Une ancienne crèche-garderie transformée en club à l’anglaise
Qu’est-ce qui fait l’âme d’une salle de concert ? Sans doute une mystérieuse alchimie entre le souvenir des artistes passés sur scène, la communion avec le public, abreuvé de sons, et le lieu en lui-même. Dans le cas de l’Ubu, rien que le nom en dit long. Atypique par naissance, la salle de concert a ouvert ses portes en 1987. Après s’être appelée « Salle Jarry », elle prend le nom du personnage du Roi Ubu, imaginé par Alfred Jarry lorsqu’il étudiait au lycée Emile Zola, de l’autre côté de la rue. Un personnage inspiré d’un prof de physique un peu fou.
Voilà pour l’ancrage local et le grain de folie. Et de la folie, il en fallait pour transformer la garderie de la Maison de la Culture (l’ancien nom du TNB) en salle de concert. Pour créer ex-nihilo un lieu dédié à la musique, l’équipe fondatrice des Trans (Hervé Bordier, Béatrice Macé et Jean-Louis Brossard) sont allés chercher de l’autre côté du Channel un concept d’un nouveau genre : un « club à l’anglaise ».
La formule magique de l’Ubu : une scène et un bar, en plein centre-ville
« On parle d’un club à l’anglaise parce que c’est une salle de centre-ville avec la scène et le bar dans le même espace, mais surtout parce qu’il y avait beaucoup de liens avec l’esprit rock d’Outre-Manche » explique Tanguy Georget, chargé des projets patrimoniaux à l’Association Trans Musicales (Atm). « L’Ubu était dès l’origine directement branché sur les courants musicaux anglo-saxons. Tout le monde venait y chercher les futures pépites musicales ».

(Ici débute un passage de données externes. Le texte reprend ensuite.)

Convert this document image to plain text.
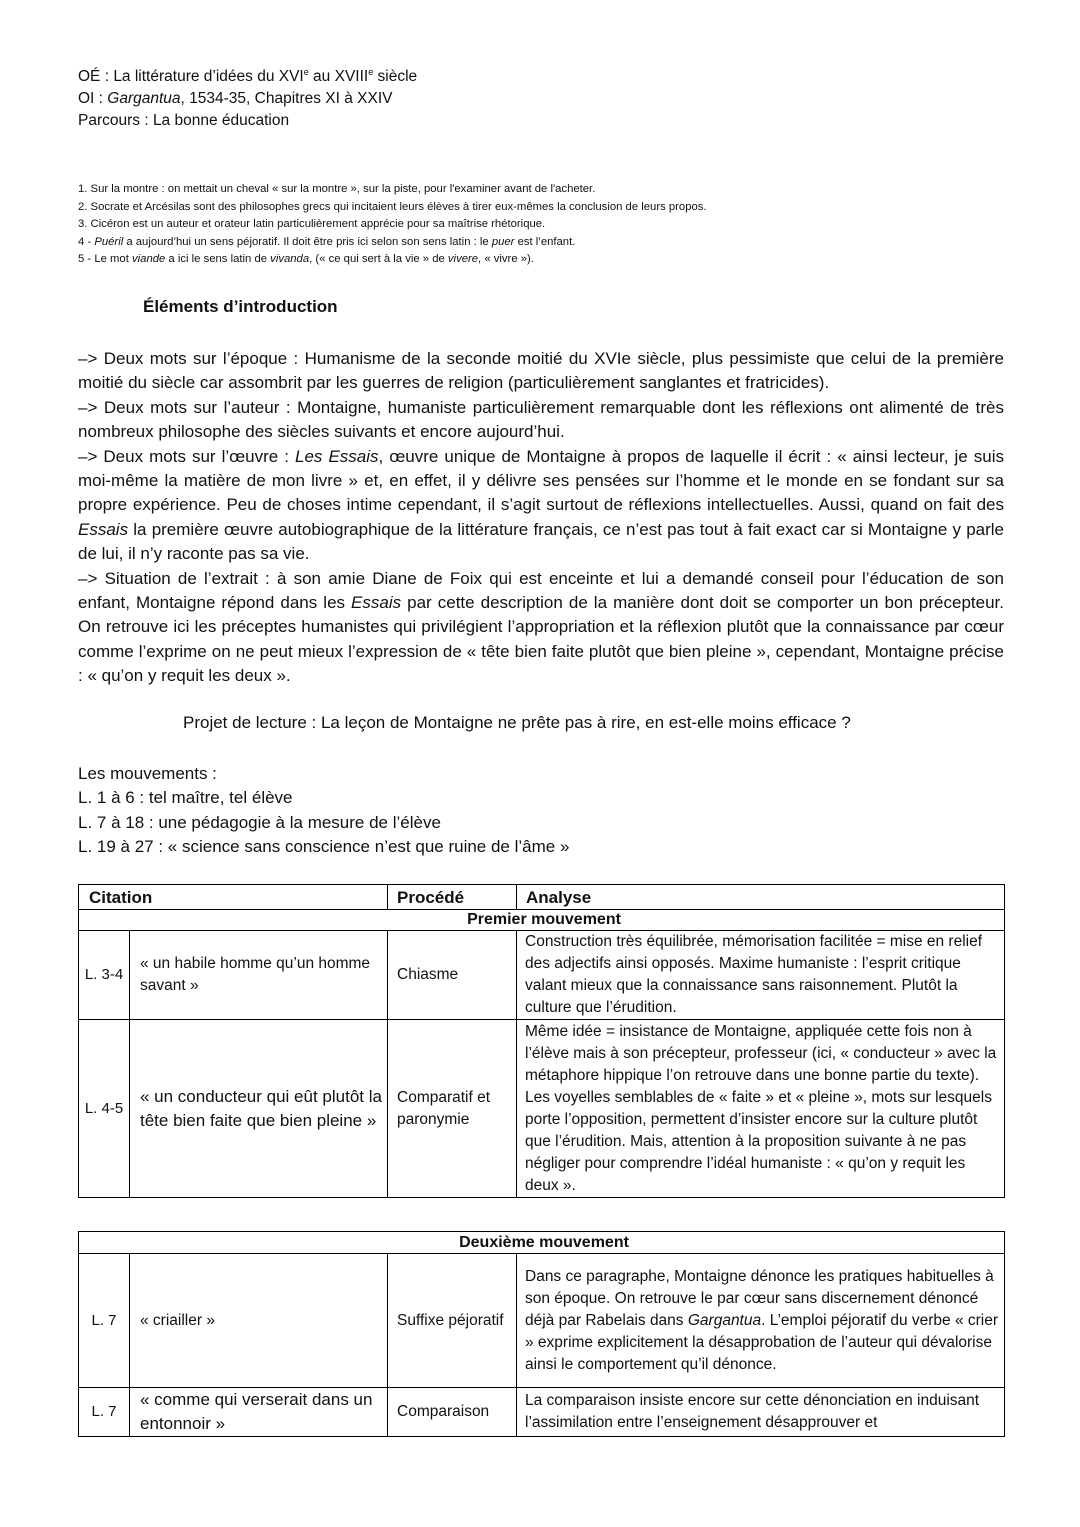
OÉ : La littérature d’idées du XVIe au XVIIIe siècle
OI : Gargantua, 1534-35, Chapitres XI à XXIV
Parcours : La bonne éducation
1. Sur la montre : on mettait un cheval « sur la montre », sur la piste, pour l'examiner avant de l'acheter.
2. Socrate et Arcésilas sont des philosophes grecs qui incitaient leurs élèves à tirer eux-mêmes la conclusion de leurs propos.
3. Cicéron est un auteur et orateur latin particulièrement apprécie pour sa maîtrise rhétorique.
4 - Puéril a aujourd’hui un sens péjoratif. Il doit être pris ici selon son sens latin : le puer est l’enfant.
5 - Le mot viande a ici le sens latin de vivanda, (« ce qui sert à la vie » de vivere, « vivre »).
Éléments d’introduction

–> Deux mots sur l’époque : Humanisme de la seconde moitié du XVIe siècle, plus pessimiste que celui de la première moitié du siècle car assombrit par les guerres de religion (particulièrement sanglantes et fratricides).

–> Deux mots sur l’auteur : Montaigne, humaniste particulièrement remarquable dont les réflexions ont alimenté de très nombreux philosophe des siècles suivants et encore aujourd’hui.

–> Deux mots sur l’œuvre : Les Essais, œuvre unique de Montaigne à propos de laquelle il écrit : « ainsi lecteur, je suis moi-même la matière de mon livre » et, en effet, il y délivre ses pensées sur l’homme et le monde en se fondant sur sa propre expérience. Peu de choses intime cependant, il s’agit surtout de réflexions intellectuelles. Aussi, quand on fait des Essais la première œuvre autobiographique de la littérature français, ce n’est pas tout à fait exact car si Montaigne y parle de lui, il n’y raconte pas sa vie.

–> Situation de l’extrait : à son amie Diane de Foix qui est enceinte et lui a demandé conseil pour l’éducation de son enfant, Montaigne répond dans les Essais par cette description de la manière dont doit se comporter un bon précepteur. On retrouve ici les préceptes humanistes qui privilégient l’appropriation et la réflexion plutôt que la connaissance par cœur comme l’exprime on ne peut mieux l’expression de « tête bien faite plutôt que bien pleine », cependant, Montaigne précise : « qu’on y requit les deux ».

Projet de lecture : La leçon de Montaigne ne prête pas à rire, en est-elle moins efficace ?
Les mouvements :
L. 1 à 6 : tel maître, tel élève
L. 7 à 18 : une pédagogie à la mesure de l’élève
L. 19 à 27 : « science sans conscience n’est que ruine de l’âme »
Citation		Procédé	Analyse
Premier mouvement			
L. 3-4	« un habile homme qu’un homme savant »	Chiasme	Construction très équilibrée, mémorisation facilitée = mise en relief des adjectifs ainsi opposés. Maxime humaniste : l’esprit critique valant mieux que la connaissance sans raisonnement. Plutôt la culture que l’érudition.
L. 4-5	« un conducteur qui eût plutôt la tête bien faite que bien pleine »	Comparatif et paronymie	Même idée = insistance de Montaigne, appliquée cette fois non à l’élève mais à son précepteur, professeur (ici, « conducteur » avec la métaphore hippique l’on retrouve dans une bonne partie du texte). Les voyelles semblables de « faite » et « pleine », mots sur lesquels porte l’opposition, permettent d’insister encore sur la culture plutôt que l’érudition. Mais, attention à la proposition suivante à ne pas négliger pour comprendre l’idéal humaniste : « qu’on y requit les deux ».
Deuxième mouvement			
L. 7	« criailler »	Suffixe péjoratif	Dans ce paragraphe, Montaigne dénonce les pratiques habituelles à son époque. On retrouve le par cœur sans discernement dénoncé déjà par Rabelais dans Gargantua. L’emploi péjoratif du verbe « crier » exprime explicitement la désapprobation de l’auteur qui dévalorise ainsi le comportement qu’il dénonce.
L. 7	« comme qui verserait dans un entonnoir »	Comparaison	La comparaison insiste encore sur cette dénonciation en induisant l’assimilation entre l’enseignement désapprouver et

« Hervé Bordier travaillait à la maison de la culture qui s’appelait le Grand 8 à l’époque, il avait bien sympathisé avec Jack Lang et a réussi à créer ce lieu » se souvient Jean-Louis Brossard, programmateur des Trans et de l’Ubu. « À l’époque avec Hervé et Béatrice, on allait souvent à Londres dans des lieux comme le Marquee club, c’est comme ça qu’est né l’Ubu en 1987 et que l’aventure a commencé ».
Jean-Louis Brossard est alors en charge de la programmation. Les concerts s’enchaînent avec un rythme stakhanoviste chaque jeudi, vendredi et samedi soir. « On programmait un peu de tout, on a commencé avec Noir Désir, mais aussi avec le chanteur Henry Rollins ex-Black Flag », se souvient le programmateur des Trans. « On a fait venir beaucoup de groupes anglo-saxons, My Bloody Valentine, Blur, John Spencer Blues Explosion… A l’Ubu, il y a toujours eu une super ambiance, un très bon sound system et d’excellents techniciens. Aucun groupe ne s’est jamais plaint du son ! »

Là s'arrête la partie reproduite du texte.